I am a technology addict…always researching new systems, media and techniques to realise my works. On the other side I always try to be invisible…I feel that the work must talk for itself and take the viewer into a different dimension. Man Ray used to say: For sure, there will always be somebody that will only look to the technique and will ask himself ‘how’, while others with a more curious nature will ask ‘why’. Let’s put it this way: today the curiosity of the single individual is increasingly rarified, and perhaps the artists are there to remind us that things are not always what they appear to be.

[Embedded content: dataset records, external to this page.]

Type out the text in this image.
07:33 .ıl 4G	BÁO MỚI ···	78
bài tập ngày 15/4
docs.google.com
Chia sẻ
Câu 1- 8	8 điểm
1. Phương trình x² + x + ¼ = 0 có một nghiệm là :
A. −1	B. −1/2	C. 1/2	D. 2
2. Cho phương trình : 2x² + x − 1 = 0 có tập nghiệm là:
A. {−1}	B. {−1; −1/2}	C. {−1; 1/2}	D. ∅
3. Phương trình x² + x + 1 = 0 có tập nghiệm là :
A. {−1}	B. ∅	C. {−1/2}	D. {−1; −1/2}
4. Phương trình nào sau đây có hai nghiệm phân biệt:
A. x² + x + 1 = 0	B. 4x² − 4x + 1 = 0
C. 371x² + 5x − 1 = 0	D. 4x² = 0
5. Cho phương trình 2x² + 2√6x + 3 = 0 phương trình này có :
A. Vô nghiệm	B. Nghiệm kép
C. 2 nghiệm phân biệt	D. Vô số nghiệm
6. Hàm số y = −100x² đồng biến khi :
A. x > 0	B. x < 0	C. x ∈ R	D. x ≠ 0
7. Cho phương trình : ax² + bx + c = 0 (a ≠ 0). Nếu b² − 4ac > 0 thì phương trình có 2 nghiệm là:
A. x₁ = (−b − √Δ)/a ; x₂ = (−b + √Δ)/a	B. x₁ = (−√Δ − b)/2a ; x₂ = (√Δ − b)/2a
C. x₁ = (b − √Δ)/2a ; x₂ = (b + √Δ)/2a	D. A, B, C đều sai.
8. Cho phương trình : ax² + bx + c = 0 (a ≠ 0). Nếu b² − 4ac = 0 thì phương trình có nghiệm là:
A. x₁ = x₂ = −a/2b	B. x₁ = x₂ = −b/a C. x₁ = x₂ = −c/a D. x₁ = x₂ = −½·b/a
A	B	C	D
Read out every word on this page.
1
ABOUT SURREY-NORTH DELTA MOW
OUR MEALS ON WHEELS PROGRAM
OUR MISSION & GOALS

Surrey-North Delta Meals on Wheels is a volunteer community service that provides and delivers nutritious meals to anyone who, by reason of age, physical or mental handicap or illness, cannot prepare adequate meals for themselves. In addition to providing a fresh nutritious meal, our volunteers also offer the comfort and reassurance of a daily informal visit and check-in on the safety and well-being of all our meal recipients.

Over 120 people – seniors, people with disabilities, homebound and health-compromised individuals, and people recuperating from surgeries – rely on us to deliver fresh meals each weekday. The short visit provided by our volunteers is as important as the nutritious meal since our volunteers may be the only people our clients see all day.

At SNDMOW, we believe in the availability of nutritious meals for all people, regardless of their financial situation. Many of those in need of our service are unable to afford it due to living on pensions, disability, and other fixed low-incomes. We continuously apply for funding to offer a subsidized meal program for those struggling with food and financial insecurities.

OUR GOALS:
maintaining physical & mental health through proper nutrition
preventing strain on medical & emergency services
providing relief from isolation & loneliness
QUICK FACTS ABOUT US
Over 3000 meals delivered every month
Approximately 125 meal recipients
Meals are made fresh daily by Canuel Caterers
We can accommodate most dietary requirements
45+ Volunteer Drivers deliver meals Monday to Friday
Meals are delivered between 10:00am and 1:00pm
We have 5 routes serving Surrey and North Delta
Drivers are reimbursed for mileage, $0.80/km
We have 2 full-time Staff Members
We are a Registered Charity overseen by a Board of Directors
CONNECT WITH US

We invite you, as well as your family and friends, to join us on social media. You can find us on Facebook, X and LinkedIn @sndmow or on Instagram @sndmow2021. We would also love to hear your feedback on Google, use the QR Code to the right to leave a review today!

What’s next for Matteo Basilé?

I recently opened my personal exhibition in Milan at the Galleria Pack entitled Thishumanity, a project almost entirely realized in Bali. Thishumanity is the reason that brought me to Asia generally and to Bali specifically. It drove me to experiment from another point of view, the way in which the world is mutating. Thishumanity carries the double meaning of a humanity represented in its struggle to survive no matter what. I imagined a series of battles in which different humanities, different minorities, would fight. The project is meant to explore the causes that lead groups of people to fight each other. The first chapter of the series is women in battle. Women that fight other women to find within this ultimate gesture an identity that they feel they are losing. A feminine identity as mothers, women and warriors… but never as a men. The work is a homage to women and life. A collective portrait of 140 women from different nationalities and generations, a tribute to femininity. The next chapter will be probably realised in Russia…other imaginary armies, maybe Catholics against orthodox.